The American private military contractor, Blackwater, was accused of murdering 17 civilians and injuring 20 more in the Nisour Square Massacre in Iraq. To quell overwhelming anger in Iraq, Washington made a deal with the new Iraqi government to hold the contractors responsible accountable through the American courts – a maneuver that Washington has used to justify its rejection of the ICC. Except that despite several Blackwater contractors having been convicted and sentenced for crimes ranging from manslaughter to murder, former President Donald Trump – whose Secretary of Education, was the sister of Blackwater founder and longtime major Republican Party donor, Erik Prince – ultimately issued pardons to four of those responsible, just before Christmas Day, 2020.Trump cited the soldiers’ “long history of service to the nation,” in his decision, which provoked worldwide outrage.

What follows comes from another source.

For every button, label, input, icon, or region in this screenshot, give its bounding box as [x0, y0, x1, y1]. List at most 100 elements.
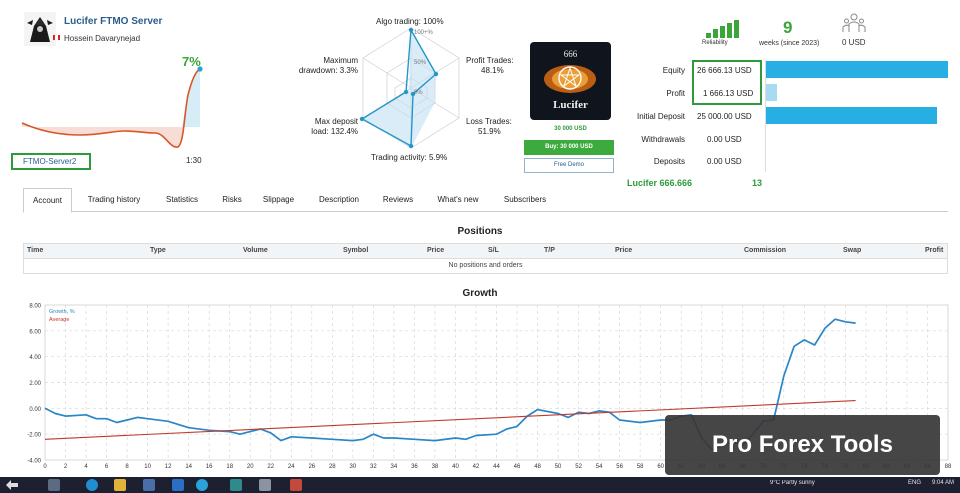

America has always railed against international law as applied to its own actions when it has felt that the end justifies the means for either itself or its allies. Former US ambassador and National Security Advisor John Bolton said in 2018, just ahead of the Trump administration’s sanctioning of ICC officials (rescinded last year by Biden) over noise about investigating American war-crime accusations in Afghanistan and Israeli war crimes in Palestine: “The United States will use any means necessary to protect our citizens and those of our allies from unjust prosecution by this illegitimate court.”
Fast forward to 2022, and “war crimes” guilt – which, by definition, can only be determined by a judge – is being recklessly bandied for propaganda purposes, including by President Joe Biden himself. While Team Biden tries to figure out how to manipulate a court whose authority Washington categorically rejects into doing its bidding, it may want to first consider how it plans to engage while avoiding its own exposure to war-crimes trials.